With his announcement Sunday that U.S. special operations forces had hunted down and killed Osama bin Laden, Obama proved once again that he is the master of the last minute political save.
Heading into last week Obama’s political fortunes seemed at their usual tenuous level. The Democrats had survived the budget battles with Republicans without totally capitulating everything they claimed they stood for, but at the same time bigger problems were just over the horizon. In late April gas prices started surging unexpectedly, slowing our sluggish economic outlook, even worse race baiting reality T.V. toupee salesman Donald Trump was gobbling up all available airtime again dredging up the boogeyman that Obama wasn’t born in the United States. What’s a president to do?
Obama broke out with the triple political karate chop laying waste to his political foes and they still don’t know how he did it. He started last Thursday by releasing his “long form” birth certificate, which effectively made “birthers” look even more ridiculous. It’s one thing to claim this is a movement of junior genealogists who figured out where Obama was born when no one else had, but now in the face of even more evidence they have to become part time forgery analysts as well. No one is going to believe that one.
Then Obama went to the White House Correspondents’ dinner and laid so much wood to Trump in the president’s comedic speech that The Donald will be pulling splinters out of his face for months. Which will give him just enough time to find an excuse to drop out of the race. Finally on Sunday night Obama releases the final salvo of his “Take ‘em to the bridge” political tour and takes credit for killing Osama bin Laden. The facts are clear, Obama managed to do in two years what Bush couldn’t figure out in eight.
Military intelligence had long assessed that Osama was more of an ideological leader than a field general and mastermind so even if he is still alive, as some believe, he’s no more dangerous now than he was for the last five years living in a cave. No matter how you spin it, no matter what realistic or conspiratorial perspective one has on the announcement of bin Laden’s death it ultimately will not affect the fact that we won’t see him again in the public eye.

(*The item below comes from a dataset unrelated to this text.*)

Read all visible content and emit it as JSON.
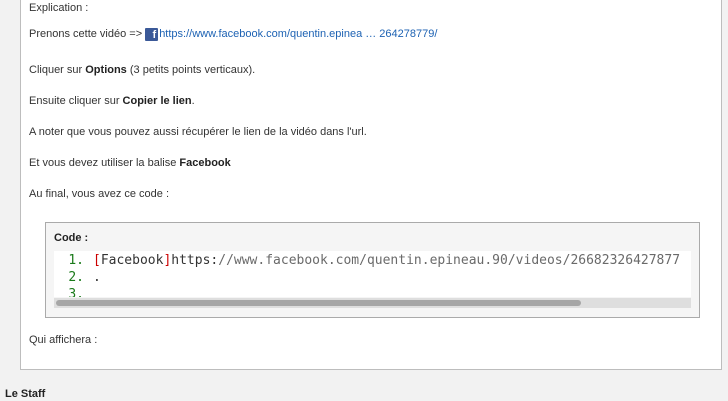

So the real question now is what happens next? With Obama having taking out Osama bin Laden it radically improves his already formidable chances of being re-elected next year, so that’s off the table. However what we can hope for is that perhaps this surgical military strike against America’s most wanted will give us time to consider the relative merits of the two wars and millions of lives we’ve cost America and the world in pursuit of this man and his supporters. Over 40,000 men and women have died in Afghanistan or Iraq on our side and another half million in the home country. With the death of bin Laden wouldn’t it be a good time for the nation to settle down and re-evaluate our Middle East policy? Perhaps trim some military fat?
In the end the president has been busy fixing the economy passing health care reform and fending off oil spills. I think I can wait a while for him to make his next move. They’re usually pretty good.